John Corigliano (b.1938) riffs on the same Beethoven 7 passage, “to combine the attractive aspects of minimalism with convincing structure and emotional expression.” Okay. His Fantasia could well be shorter, but Weng’s voicing brilliance made the work’s slowness feel quite wonderful, leading to major rocking-out followed by taper, ending on what sounded to me like a mystery cadence for which we probably should go delve Beethoven, and not the ostinatos.
The Schubert Impromptu in B-flat Major is a theme and variations in Beethovenian style of subdividing and harmonically shifting a simple tune as the song proceeds. Maybe it features those signatory dactyls, although once you’ve been alerted to look for them it’s like hearing and-two-and-ONE before and after Beethoven 5: they’re used almost everywhere by almost everyone for rhythmic drive and acceleration, potent cadences and potent phrase starts, propulsive transitions, and more. Weng’s spritely Schubert take rose to a heated temperature inapt for such a smiling work, plus it simultaneously came across as static and lacking in line.
In fact, the entire recital made me ponder whether Weng, whom I have strongly reviewed many times now, might give more attention to overarching sequential form as realized in sound. His attention to elegance of phrasing sometimes vitiated forward motion.
Indeed, a colleague noted excellences I didn’t focus on: delicate attention both to the surface details and to harmonic structure; repeated tossing-off of graduated strings of glittering pearls; a continuous and seamless dynamic range (this one is rare in young artists).
So I’m not sure what it is. The Brahms Sonata has to be a gorgeous, shapely, dramatically structured young journey, or set of journeys, five movements long but ever engrossing. (Locally we have recently thrilled to radiant renditions by Meng-Chieh Liu and Natalie Erlich, both now absent from the scene.) Otherwise it’s a mess of klunks. Even starting off in rather pushed, nonmajestic fashion, Weng did not fully reach the piecemeal condition, and on the way we experienced much beauty. But things fell apart more than once (notably so after Brahms’s wannabe-fugal Bach channeling), and toward the end the hubcaps flew, the wheels came off, and the rims started to spark.
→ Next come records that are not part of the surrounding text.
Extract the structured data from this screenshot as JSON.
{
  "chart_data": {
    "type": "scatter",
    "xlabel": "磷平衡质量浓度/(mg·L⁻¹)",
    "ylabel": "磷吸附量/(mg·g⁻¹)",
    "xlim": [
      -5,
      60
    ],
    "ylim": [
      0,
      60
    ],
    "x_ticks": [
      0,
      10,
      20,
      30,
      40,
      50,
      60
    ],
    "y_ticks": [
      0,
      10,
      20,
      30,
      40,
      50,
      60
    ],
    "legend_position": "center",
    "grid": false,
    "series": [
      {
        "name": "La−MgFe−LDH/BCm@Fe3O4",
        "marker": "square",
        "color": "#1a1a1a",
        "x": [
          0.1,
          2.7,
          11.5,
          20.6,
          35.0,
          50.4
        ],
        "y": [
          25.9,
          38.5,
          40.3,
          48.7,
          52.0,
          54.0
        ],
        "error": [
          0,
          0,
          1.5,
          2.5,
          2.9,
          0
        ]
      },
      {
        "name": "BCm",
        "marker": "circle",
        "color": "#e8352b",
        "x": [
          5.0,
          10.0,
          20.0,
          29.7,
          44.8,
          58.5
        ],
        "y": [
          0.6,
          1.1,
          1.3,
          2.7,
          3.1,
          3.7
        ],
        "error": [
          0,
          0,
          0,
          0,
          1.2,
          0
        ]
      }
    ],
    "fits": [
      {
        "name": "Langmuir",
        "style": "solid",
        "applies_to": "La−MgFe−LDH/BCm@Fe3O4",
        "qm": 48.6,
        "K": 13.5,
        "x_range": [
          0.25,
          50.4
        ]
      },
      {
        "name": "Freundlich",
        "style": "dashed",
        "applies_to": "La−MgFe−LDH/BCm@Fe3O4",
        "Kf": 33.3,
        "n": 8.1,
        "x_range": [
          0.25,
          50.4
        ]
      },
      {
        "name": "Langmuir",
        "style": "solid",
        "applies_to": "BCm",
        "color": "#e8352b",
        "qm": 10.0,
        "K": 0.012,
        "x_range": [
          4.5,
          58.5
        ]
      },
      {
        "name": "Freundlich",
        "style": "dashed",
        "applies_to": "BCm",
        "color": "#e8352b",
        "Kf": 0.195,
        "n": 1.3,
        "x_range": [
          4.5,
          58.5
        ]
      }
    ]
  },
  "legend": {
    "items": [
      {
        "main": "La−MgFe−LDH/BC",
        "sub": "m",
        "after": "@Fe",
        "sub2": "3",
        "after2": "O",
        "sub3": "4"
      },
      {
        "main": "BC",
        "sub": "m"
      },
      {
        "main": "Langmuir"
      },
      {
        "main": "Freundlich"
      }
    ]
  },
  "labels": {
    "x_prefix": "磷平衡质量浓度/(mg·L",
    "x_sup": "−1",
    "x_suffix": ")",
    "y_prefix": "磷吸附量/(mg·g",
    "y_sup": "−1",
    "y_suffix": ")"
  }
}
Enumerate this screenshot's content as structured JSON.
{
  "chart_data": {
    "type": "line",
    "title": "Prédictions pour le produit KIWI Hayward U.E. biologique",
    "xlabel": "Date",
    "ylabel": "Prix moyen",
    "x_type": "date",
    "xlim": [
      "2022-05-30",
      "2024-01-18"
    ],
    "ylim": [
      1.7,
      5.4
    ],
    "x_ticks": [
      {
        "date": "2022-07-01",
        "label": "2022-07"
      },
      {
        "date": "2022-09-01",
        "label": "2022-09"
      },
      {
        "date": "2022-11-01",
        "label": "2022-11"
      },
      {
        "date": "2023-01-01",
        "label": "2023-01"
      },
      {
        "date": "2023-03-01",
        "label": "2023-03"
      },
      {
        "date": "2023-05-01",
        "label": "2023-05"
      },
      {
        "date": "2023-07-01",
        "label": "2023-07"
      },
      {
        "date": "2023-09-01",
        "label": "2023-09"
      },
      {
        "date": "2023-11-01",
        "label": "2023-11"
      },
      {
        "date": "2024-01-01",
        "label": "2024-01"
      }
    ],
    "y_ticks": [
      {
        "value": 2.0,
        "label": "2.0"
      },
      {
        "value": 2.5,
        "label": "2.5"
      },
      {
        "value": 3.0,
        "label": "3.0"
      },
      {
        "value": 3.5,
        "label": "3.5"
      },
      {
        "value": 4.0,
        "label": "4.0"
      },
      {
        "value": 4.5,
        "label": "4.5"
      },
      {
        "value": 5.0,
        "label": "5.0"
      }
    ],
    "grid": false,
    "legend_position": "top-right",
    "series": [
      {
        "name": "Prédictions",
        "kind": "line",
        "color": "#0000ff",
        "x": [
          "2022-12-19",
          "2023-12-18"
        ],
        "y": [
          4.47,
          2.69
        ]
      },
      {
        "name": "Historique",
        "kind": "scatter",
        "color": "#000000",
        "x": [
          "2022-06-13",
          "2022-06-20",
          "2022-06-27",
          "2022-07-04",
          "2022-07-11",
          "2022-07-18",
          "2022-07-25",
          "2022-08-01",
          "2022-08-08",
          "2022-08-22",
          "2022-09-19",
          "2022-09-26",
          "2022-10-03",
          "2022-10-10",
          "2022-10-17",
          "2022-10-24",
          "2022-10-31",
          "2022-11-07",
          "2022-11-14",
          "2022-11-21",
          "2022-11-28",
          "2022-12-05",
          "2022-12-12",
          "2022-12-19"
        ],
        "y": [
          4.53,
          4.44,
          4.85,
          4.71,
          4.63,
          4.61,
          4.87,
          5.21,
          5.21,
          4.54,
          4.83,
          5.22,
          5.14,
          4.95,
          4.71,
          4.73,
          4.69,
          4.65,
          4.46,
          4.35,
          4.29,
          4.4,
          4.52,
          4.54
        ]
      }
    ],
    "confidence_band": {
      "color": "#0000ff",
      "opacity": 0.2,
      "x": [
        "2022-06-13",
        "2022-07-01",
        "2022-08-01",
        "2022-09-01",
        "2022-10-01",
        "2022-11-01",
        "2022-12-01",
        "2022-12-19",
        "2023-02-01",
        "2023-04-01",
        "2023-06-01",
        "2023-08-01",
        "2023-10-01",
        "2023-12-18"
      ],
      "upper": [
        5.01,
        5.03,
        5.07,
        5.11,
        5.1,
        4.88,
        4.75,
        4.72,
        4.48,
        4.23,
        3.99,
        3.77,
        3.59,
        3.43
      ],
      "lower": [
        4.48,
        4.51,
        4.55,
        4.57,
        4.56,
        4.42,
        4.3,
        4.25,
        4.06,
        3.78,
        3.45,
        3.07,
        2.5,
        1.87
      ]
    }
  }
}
In avoiding Fur Elise or similar for the unnecessary encore, Larry Weng remained true to his theme of Beethoven as honored by, not to say looming over, successors. Schubert’s G-flat Major Impromptu — what that choice had to do with the master was unclear even as Weng said something like “Of course this” in introducing it — was unduly weighted, almost misweighed, it seemed. There were attempts at light floating, even as the water was not quite having it.
David Moran has been an occasional Boston-area music critic for 50 years, with special interest in the keyboard.